Yazar: 14 Mayıs 2016

Web Tasarım İzmir

Nitekim, işyerinde yüklü miktarlardaki paralar, her işyerinde olduğu gibi kasalara kaldırılmakta olup; Web Tasarım İzmir nin 14.900,00-TL gibi yüksek meblağda parasını odasında bulunan masasının üzerinde/çekmecesinde bırakması hayatın olağan akışına aykırı olduğu gibi, Web Tasarım İzmir gibi aklı başında hiçbir kimsenin böyle bir parayı açıkta bırakması da mümkün değildir.

3. Web Tasarım İzmir taraf 15.05.2012 tarihli dilekçesinde; “Web Tasarım İzmir nin 28.05.2011 günü tesise girilmesinin engellenmesinin ardından olayın İzmir Web Tasarım tarafından planlı gerçekleştirildiğini anladığını ve derhal polisi aradığını; olay yerine gelen polis memurlarının olayı açıklamak üzere Web Tasarım İzmir yi Çiğli Polis Karakolu’na götürdüklerini, ancak ilgili olay savcılık izni gerektirdiğinden ofisine giremediğini; Web Tasarım İzmir nin 28.05.2011 günü polis karakoluna başvurduğunun iddianamede yer alan polis memurunun ifadesinden anlaşıldığını” iddia etmektedir.

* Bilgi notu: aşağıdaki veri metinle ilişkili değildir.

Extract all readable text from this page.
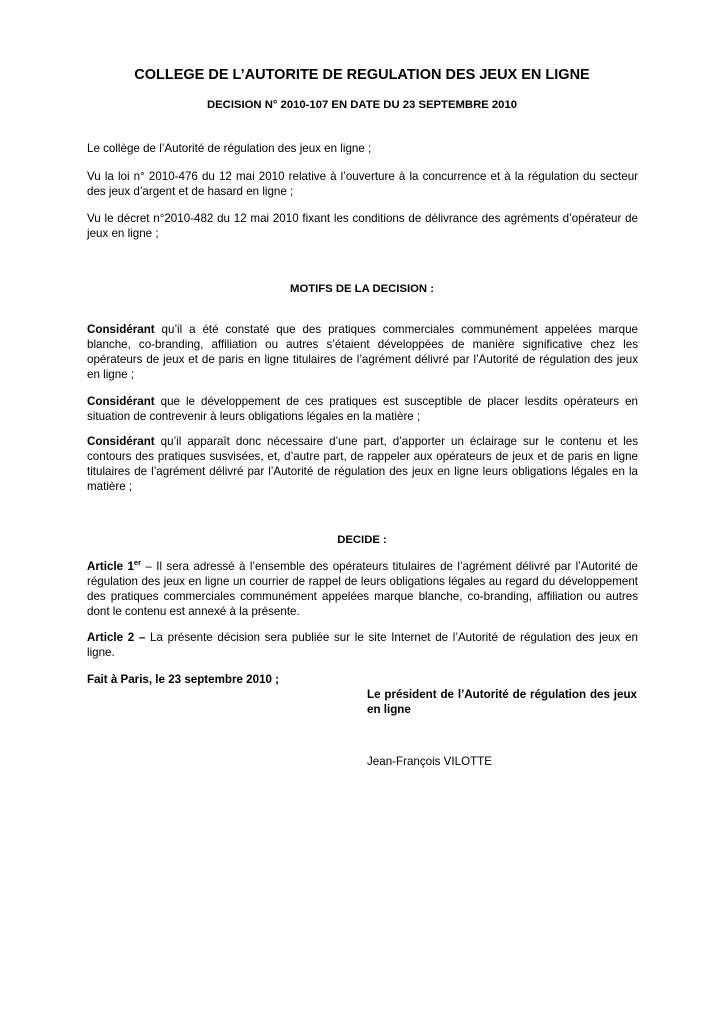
COLLEGE DE L’AUTORITE DE REGULATION DES JEUX EN LIGNE
DECISION N° 2010-107 EN DATE DU 23 SEPTEMBRE 2010

Le collège de l’Autorité de régulation des jeux en ligne ;

Vu la loi n° 2010-476 du 12 mai 2010 relative à l’ouverture à la concurrence et à la régulation du secteur des jeux d’argent et de hasard en ligne ;

Vu le décret n°2010-482 du 12 mai 2010 fixant les conditions de délivrance des agréments d’opérateur de jeux en ligne ;

MOTIFS DE LA DECISION :

Considérant qu’il a été constaté que des pratiques commerciales communément appelées marque blanche, co-branding, affiliation ou autres s’étaient développées de manière significative chez les opérateurs de jeux et de paris en ligne titulaires de l’agrément délivré par l’Autorité de régulation des jeux en ligne ;

Considérant que le développement de ces pratiques est susceptible de placer lesdits opérateurs en situation de contrevenir à leurs obligations légales en la matière ;

Considérant qu’il apparaît donc nécessaire d’une part, d’apporter un éclairage sur le contenu et les contours des pratiques susvisées, et, d’autre part, de rappeler aux opérateurs de jeux et de paris en ligne titulaires de l’agrément délivré par l’Autorité de régulation des jeux en ligne leurs obligations légales en la matière ;

DECIDE :

Article 1er – Il sera adressé à l’ensemble des opérateurs titulaires de l’agrément délivré par l’Autorité de régulation des jeux en ligne un courrier de rappel de leurs obligations légales au regard du développement des pratiques commerciales communément appelées marque blanche, co-branding, affiliation ou autres dont le contenu est annexé à la présente.

Article 2 – La présente décision sera publiée sur le site Internet de l’Autorité de régulation des jeux en ligne.

Fait à Paris, le 23 septembre 2010 ;

Le président de l’Autorité de régulation des jeux en ligne
Jean-François VILOTTE
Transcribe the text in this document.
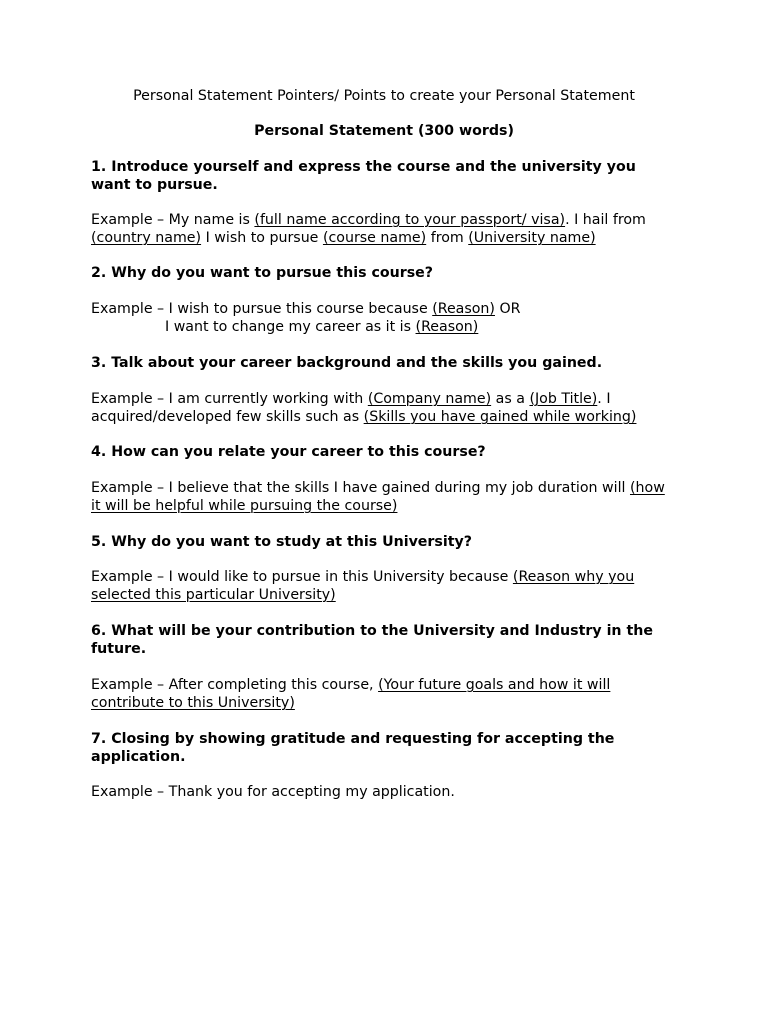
Personal Statement Pointers/ Points to create your Personal Statement

Personal Statement (300 words)

1. Introduce yourself and express the course and the university you
want to pursue.
Example – My name is (full name according to your passport/ visa). I hail from
(country name) I wish to pursue (course name) from (University name)
2. Why do you want to pursue this course?
Example – I wish to pursue this course because (Reason) OR
I want to change my career as it is (Reason)
3. Talk about your career background and the skills you gained.
Example – I am currently working with (Company name) as a (Job Title). I
acquired/developed few skills such as (Skills you have gained while working)
4. How can you relate your career to this course?
Example – I believe that the skills I have gained during my job duration will (how
it will be helpful while pursuing the course)
5. Why do you want to study at this University?
Example – I would like to pursue in this University because (Reason why you
selected this particular University)
6. What will be your contribution to the University and Industry in the
future.
Example – After completing this course, (Your future goals and how it will
contribute to this University)
7. Closing by showing gratitude and requesting for accepting the
application.
Example – Thank you for accepting my application.
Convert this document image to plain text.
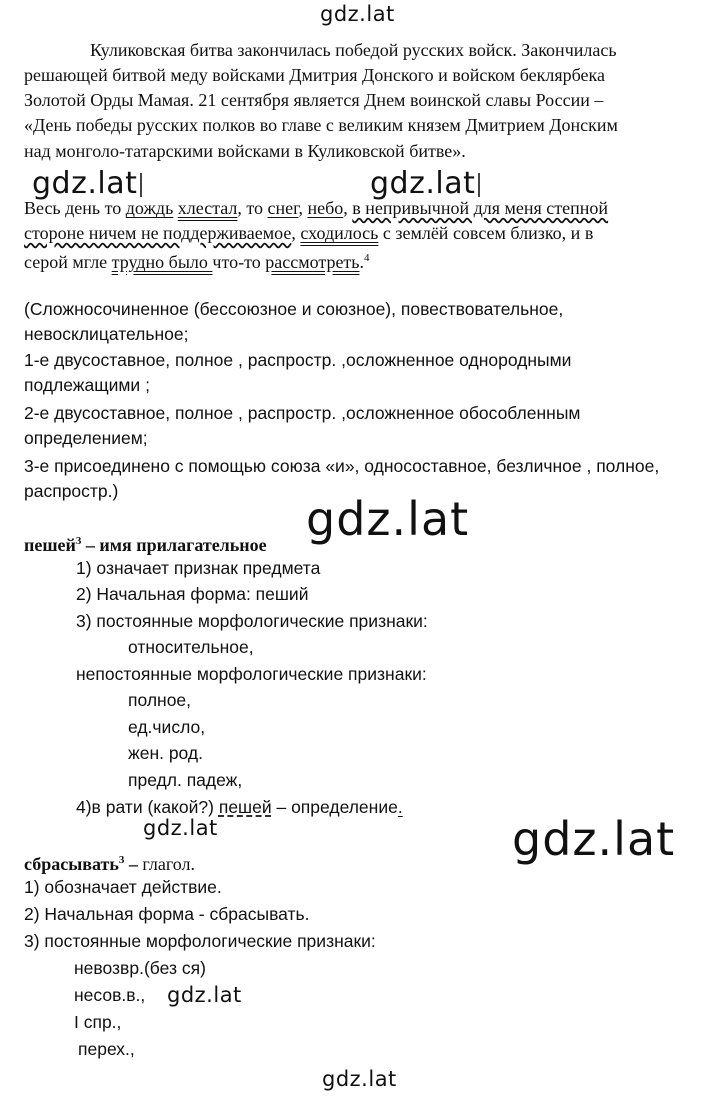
gdz.lat
gdz.lat	gdz.lat
gdz.lat
gdz.lat	gdz.lat
gdz.lat
gdz.lat
Куликовская битва закончилась победой русских войск. Закончилась
решающей битвой меду войсками Дмитрия Донского и войском беклярбека
Золотой Орды Мамая. 21 сентября является Днем воинской славы России –
«День победы русских полков во главе с великим князем Дмитрием Донским
над монголо-татарскими войсками в Куликовской битве».
Весь день то дождь хлестал, то снег, небо, в непривычной для меня степной
стороне ничем не поддерживаемое, сходилось с землёй совсем близко, и в
серой мгле трудно было что-то рассмотреть.$^4$
(Сложносочиненное (бессоюзное и союзное), повествовательное,
невосклицательное;
1-е двусоставное, полное , распростр. ,осложненное однородными
подлежащими ;
2-е двусоставное, полное , распростр. ,осложненное обособленным
определением;
3-е присоединено с помощью союза «и», односоставное, безличное , полное,
распростр.)
пешей$^3$ – имя прилагательное
1) означает признак предмета
2) Начальная форма: пеший
3) постоянные морфологические признаки:
относительное,
непостоянные морфологические признаки:
полное,
ед.число,
жен. род.
предл. падеж,
4)в рати (какой?) пешей – определение.
сбрасывать$^3$ – глагол.
1) обозначает действие.
2) Начальная форма - сбрасывать.
3) постоянные морфологические признаки:
невозвр.(без ся)
несов.в.,
I спр.,
перех.,
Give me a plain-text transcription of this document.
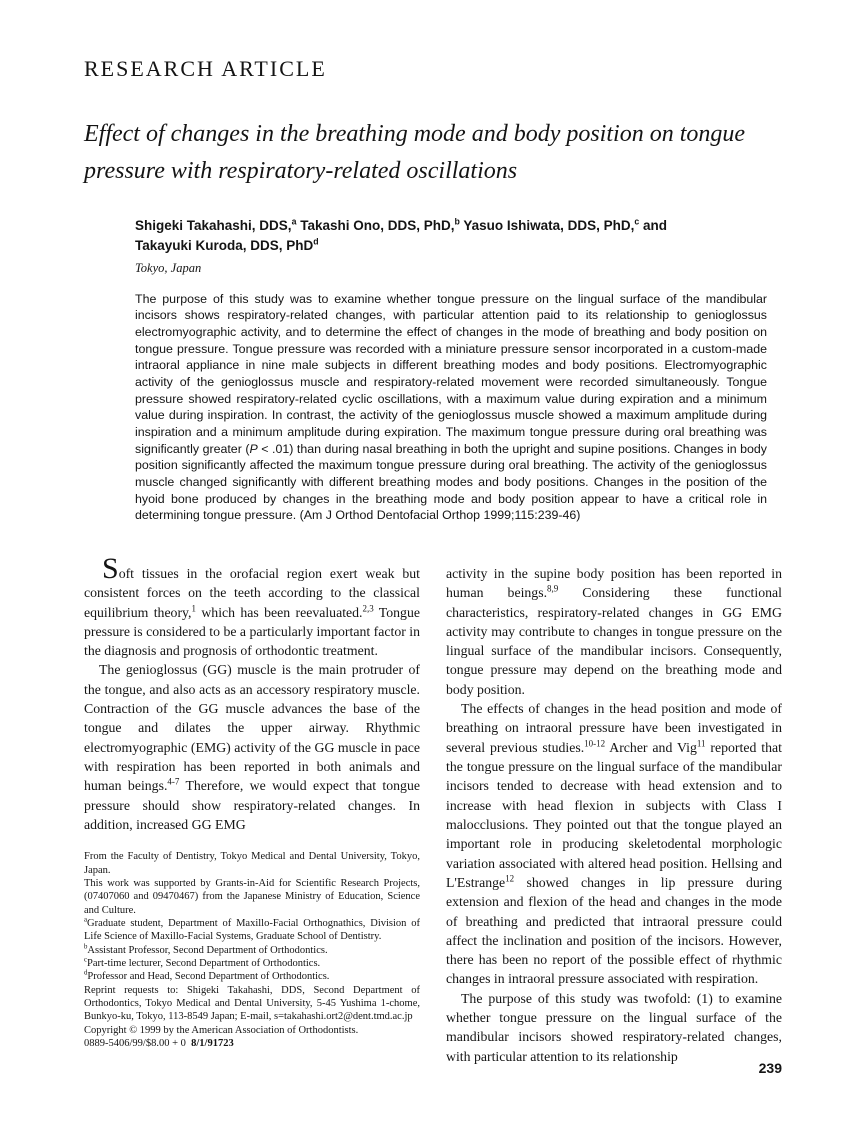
RESEARCH ARTICLE
Effect of changes in the breathing mode and body position on tongue pressure with respiratory-related oscillations

Shigeki Takahashi, DDS,$^a$ Takashi Ono, DDS, PhD,$^b$ Yasuo Ishiwata, DDS, PhD,$^c$ and
Takayuki Kuroda, DDS, PhD$^d$

Tokyo, Japan

The purpose of this study was to examine whether tongue pressure on the lingual surface of the mandibular incisors shows respiratory-related changes, with particular attention paid to its relationship to genioglossus electromyographic activity, and to determine the effect of changes in the mode of breathing and body position on tongue pressure. Tongue pressure was recorded with a miniature pressure sensor incorporated in a custom-made intraoral appliance in nine male subjects in different breathing modes and body positions. Electromyographic activity of the genioglossus muscle and respiratory-related movement were recorded simultaneously. Tongue pressure showed respiratory-related cyclic oscillations, with a maximum value during expiration and a minimum value during inspiration. In contrast, the activity of the genioglossus muscle showed a maximum amplitude during inspiration and a minimum amplitude during expiration. The maximum tongue pressure during oral breathing was significantly greater (P < .01) than during nasal breathing in both the upright and supine positions. Changes in body position significantly affected the maximum tongue pressure during oral breathing. The activity of the genioglossus muscle changed significantly with different breathing modes and body positions. Changes in the position of the hyoid bone produced by changes in the breathing mode and body position appear to have a critical role in determining tongue pressure. (Am J Orthod Dentofacial Orthop 1999;115:239-46)

Soft tissues in the orofacial region exert weak but consistent forces on the teeth according to the classical equilibrium theory,$^1$ which has been reevaluated.$^{2,3}$ Tongue pressure is considered to be a particularly important factor in the diagnosis and prognosis of orthodontic treatment.

The genioglossus (GG) muscle is the main protruder of the tongue, and also acts as an accessory respiratory muscle. Contraction of the GG muscle advances the base of the tongue and dilates the upper airway. Rhythmic electromyographic (EMG) activity of the GG muscle in pace with respiration has been reported in both animals and human beings.$^{4-7}$ Therefore, we would expect that tongue pressure should show respiratory-related changes. In addition, increased GG EMG

From the Faculty of Dentistry, Tokyo Medical and Dental University, Tokyo, Japan.

This work was supported by Grants-in-Aid for Scientific Research Projects, (07407060 and 09470467) from the Japanese Ministry of Education, Science and Culture.

$^a$Graduate student, Department of Maxillo-Facial Orthognathics, Division of Life Science of Maxillo-Facial Systems, Graduate School of Dentistry.

$^b$Assistant Professor, Second Department of Orthodontics.

$^c$Part-time lecturer, Second Department of Orthodontics.

$^d$Professor and Head, Second Department of Orthodontics.

Reprint requests to: Shigeki Takahashi, DDS, Second Department of Orthodontics, Tokyo Medical and Dental University, 5-45 Yushima 1-chome, Bunkyo-ku, Tokyo, 113-8549 Japan; E-mail, s=takahashi.ort2@dent.tmd.ac.jp

Copyright © 1999 by the American Association of Orthodontists.

0889-5406/99/$8.00 + 0  8/1/91723

activity in the supine body position has been reported in human beings.$^{8,9}$ Considering these functional characteristics, respiratory-related changes in GG EMG activity may contribute to changes in tongue pressure on the lingual surface of the mandibular incisors. Consequently, tongue pressure may depend on the breathing mode and body position.

The effects of changes in the head position and mode of breathing on intraoral pressure have been investigated in several previous studies.$^{10-12}$ Archer and Vig$^{11}$ reported that the tongue pressure on the lingual surface of the mandibular incisors tended to decrease with head extension and to increase with head flexion in subjects with Class I malocclusions. They pointed out that the tongue played an important role in producing skeletodental morphologic variation associated with altered head position. Hellsing and L'Estrange$^{12}$ showed changes in lip pressure during extension and flexion of the head and changes in the mode of breathing and predicted that intraoral pressure could affect the inclination and position of the incisors. However, there has been no report of the possible effect of rhythmic changes in intraoral pressure associated with respiration.

The purpose of this study was twofold: (1) to examine whether tongue pressure on the lingual surface of the mandibular incisors showed respiratory-related changes, with particular attention to its relationship

239
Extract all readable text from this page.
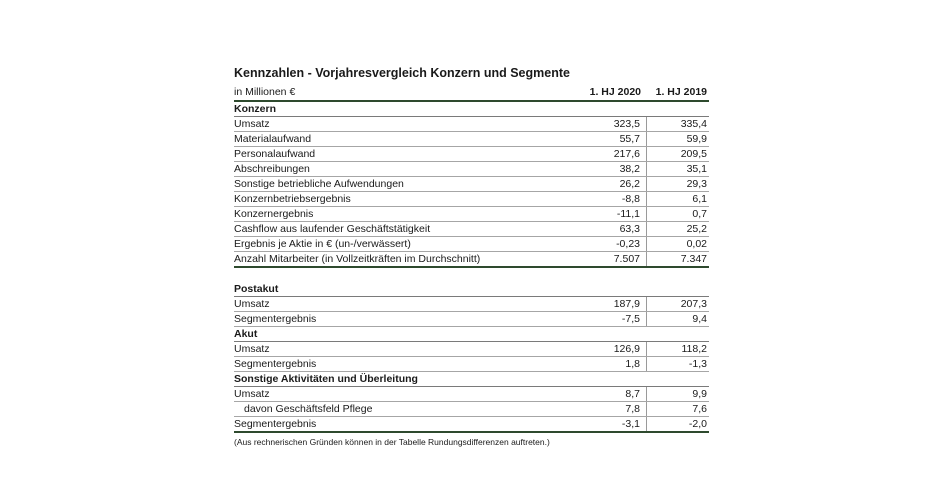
Kennzahlen - Vorjahresvergleich Konzern und Segmente
in Millionen €	1. HJ 2020	1. HJ 2019
Konzern
Umsatz	323,5	335,4
Materialaufwand	55,7	59,9
Personalaufwand	217,6	209,5
Abschreibungen	38,2	35,1
Sonstige betriebliche Aufwendungen	26,2	29,3
Konzernbetriebsergebnis	-8,8	6,1
Konzernergebnis	-11,1	0,7
Cashflow aus laufender Geschäftstätigkeit	63,3	25,2
Ergebnis je Aktie in € (un-/verwässert)	-0,23	0,02
Anzahl Mitarbeiter (in Vollzeitkräften im Durchschnitt)	7.507	7.347
Postakut
Umsatz	187,9	207,3
Segmentergebnis	-7,5	9,4
Akut
Umsatz	126,9	118,2
Segmentergebnis	1,8	-1,3
Sonstige Aktivitäten und Überleitung
Umsatz	8,7	9,9
davon Geschäftsfeld Pflege	7,8	7,6
Segmentergebnis	-3,1	-2,0
(Aus rechnerischen Gründen können in der Tabelle Rundungsdifferenzen auftreten.)
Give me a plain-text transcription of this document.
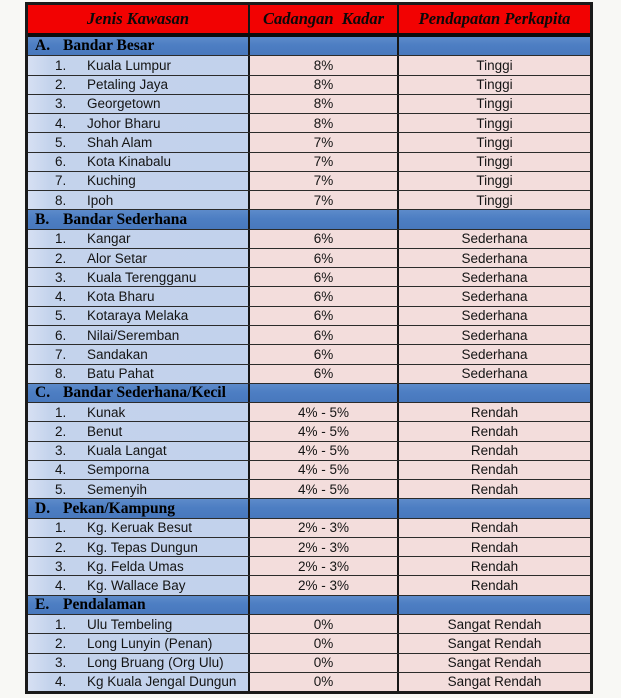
Jenis Kawasan	Cadangan  Kadar	Pendapatan Perkapita
A. Bandar Besar
1.	Kuala Lumpur	8%	Tinggi
2.	Petaling Jaya	8%	Tinggi
3.	Georgetown	8%	Tinggi
4.	Johor Bharu	8%	Tinggi
5.	Shah Alam	7%	Tinggi
6.	Kota Kinabalu	7%	Tinggi
7.	Kuching	7%	Tinggi
8.	Ipoh	7%	Tinggi
B. Bandar Sederhana
1.	Kangar	6%	Sederhana
2.	Alor Setar	6%	Sederhana
3.	Kuala Terengganu	6%	Sederhana
4.	Kota Bharu	6%	Sederhana
5.	Kotaraya Melaka	6%	Sederhana
6.	Nilai/Seremban	6%	Sederhana
7.	Sandakan	6%	Sederhana
8.	Batu Pahat	6%	Sederhana
C. Bandar Sederhana/Kecil
1.	Kunak	4% - 5%	Rendah
2.	Benut	4% - 5%	Rendah
3.	Kuala Langat	4% - 5%	Rendah
4.	Semporna	4% - 5%	Rendah
5.	Semenyih	4% - 5%	Rendah
D. Pekan/Kampung
1.	Kg. Keruak Besut	2% - 3%	Rendah
2.	Kg. Tepas Dungun	2% - 3%	Rendah
3.	Kg. Felda Umas	2% - 3%	Rendah
4.	Kg. Wallace Bay	2% - 3%	Rendah
E. Pendalaman
1.	Ulu Tembeling	0%	Sangat Rendah
2.	Long Lunyin (Penan)	0%	Sangat Rendah
3.	Long Bruang (Org Ulu)	0%	Sangat Rendah
4.	Kg Kuala Jengal Dungun	0%	Sangat Rendah
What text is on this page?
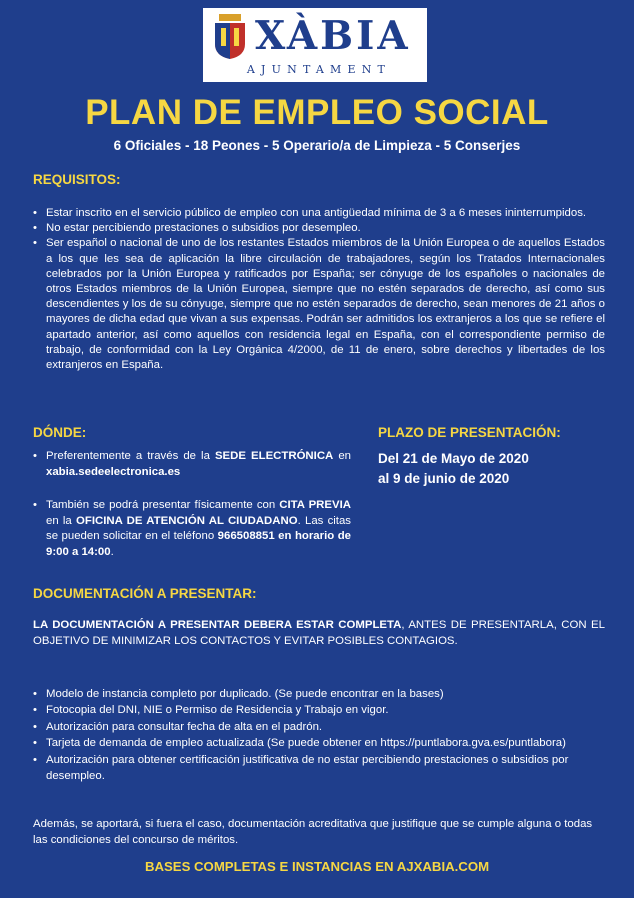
XÀBIA
AJUNTAMENT
PLAN DE EMPLEO SOCIAL
6 Oficiales - 18 Peones - 5 Operario/a de Limpieza - 5 Conserjes
REQUISITOS:
• Estar inscrito en el servicio público de empleo con una antigüedad mínima de 3 a 6 meses ininterrumpidos.
• No estar percibiendo prestaciones o subsidios por desempleo.
• Ser español o nacional de uno de los restantes Estados miembros de la Unión Europea o de aquellos Estados a los que les sea de aplicación la libre circulación de trabajadores, según los Tratados Internacionales celebrados por la Unión Europea y ratificados por España; ser cónyuge de los españoles o nacionales de otros Estados miembros de la Unión Europea, siempre que no estén separados de derecho, así como sus descendientes y los de su cónyuge, siempre que no estén separados de derecho, sean menores de 21 años o mayores de dicha edad que vivan a sus expensas. Podrán ser admitidos los extranjeros a los que se refiere el apartado anterior, así como aquellos con residencia legal en España, con el correspondiente permiso de trabajo, de conformidad con la Ley Orgánica 4/2000, de 11 de enero, sobre derechos y libertades de los extranjeros en España.
DÓNDE:
• Preferentemente a través de la SEDE ELECTRÓNICA en xabia.sedeelectronica.es
• También se podrá presentar físicamente con CITA PREVIA en la OFICINA DE ATENCIÓN AL CIUDADANO. Las citas se pueden solicitar en el teléfono 966508851 en horario de 9:00 a 14:00.
PLAZO DE PRESENTACIÓN:
Del 21 de Mayo de 2020
al 9 de junio de 2020
DOCUMENTACIÓN A PRESENTAR:
LA DOCUMENTACIÓN A PRESENTAR DEBERA ESTAR COMPLETA, ANTES DE PRESENTARLA, CON EL OBJETIVO DE MINIMIZAR LOS CONTACTOS Y EVITAR POSIBLES CONTAGIOS.
• Modelo de instancia completo por duplicado. (Se puede encontrar en la bases)
• Fotocopia del DNI, NIE o Permiso de Residencia y Trabajo en vigor.
• Autorización para consultar fecha de alta en el padrón.
• Tarjeta de demanda de empleo actualizada (Se puede obtener en https://puntlabora.gva.es/puntlabora)
• Autorización para obtener certificación justificativa de no estar percibiendo prestaciones o subsidios por desempleo.
Además, se aportará, si fuera el caso, documentación acreditativa que justifique que se cumple alguna o todas las condiciones del concurso de méritos.
BASES COMPLETAS E INSTANCIAS EN AJXABIA.COM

Öncelikle, iddiaları kabul anlamına gelmemek kaydıyla; polis memurlarının kendisine söz konusu olayın savcılık izni gerektirdiğini açıkça belirtmelerine rağmen, Web Tasarım İzmir gibi eğitimli, aklı başında, bilgili, kendinden emin ve söz konusu olayın İzmir Web Tasarım tarafından planlandığını anlayan ve bu konuda kendisinden oldukça emin olan bir kişinin, bunun üzerine neden konuyu savcılık makamına aksettirmediği; zira bu durumda ilk ve derhal yapılması gerekenin bu olduğu her insanın bileceği bir durumdur. Nitekim, bir kez daha belirtmek gerekir ki, kurgulanan dava konusu olayın(!), İzmir Web Tasarım tarafından planlandığını hemen oracıkta 28.05.2011 tarihinde, bir çırpıda anlayan Web Tasarım İzmir nin; kendisinden ve dava konusu olayın İzmir Web Tasarım tarafından gerçekleştiğinden, söz konusu olayı emniyet makamlarına taşıyacak kadar emin olan Web Tasarım İzmir nin, bu hususu neden 31.05.2011 tarihli genel kurulda dile getirmediğine hala cevap alamamaktayız. Oysaki, Web Tasarım İzmir nin, bu durumu açıklığa kavuşturmak için 31.05.2011 tarihli genel kurulu beklemeye 26.03.2011 tarihinde karar verdiğini, Web Tasarım İzmir vekilinin 15.05.2012 tarihli dilekçesinin 3. sayfasının 3. nolu bölümdeki son cümlesinden görmekteyiz. Gerçekten bu karışıklığa Web Tasarım İzmir tarafından bir açıklık getirilmelidir ki; esasen Web Tasarım İzmir nin işbu dava ile neyi amaçladığı tam olarak anlaşılabilsin.

Ayrıca, iddianamede yer alan polis ifadesinin hiçbir yerinde, Web Tasarım İzmir nin karakola ne sebeple ve hangi tarihte geldiği konusunda bilgi yoktur.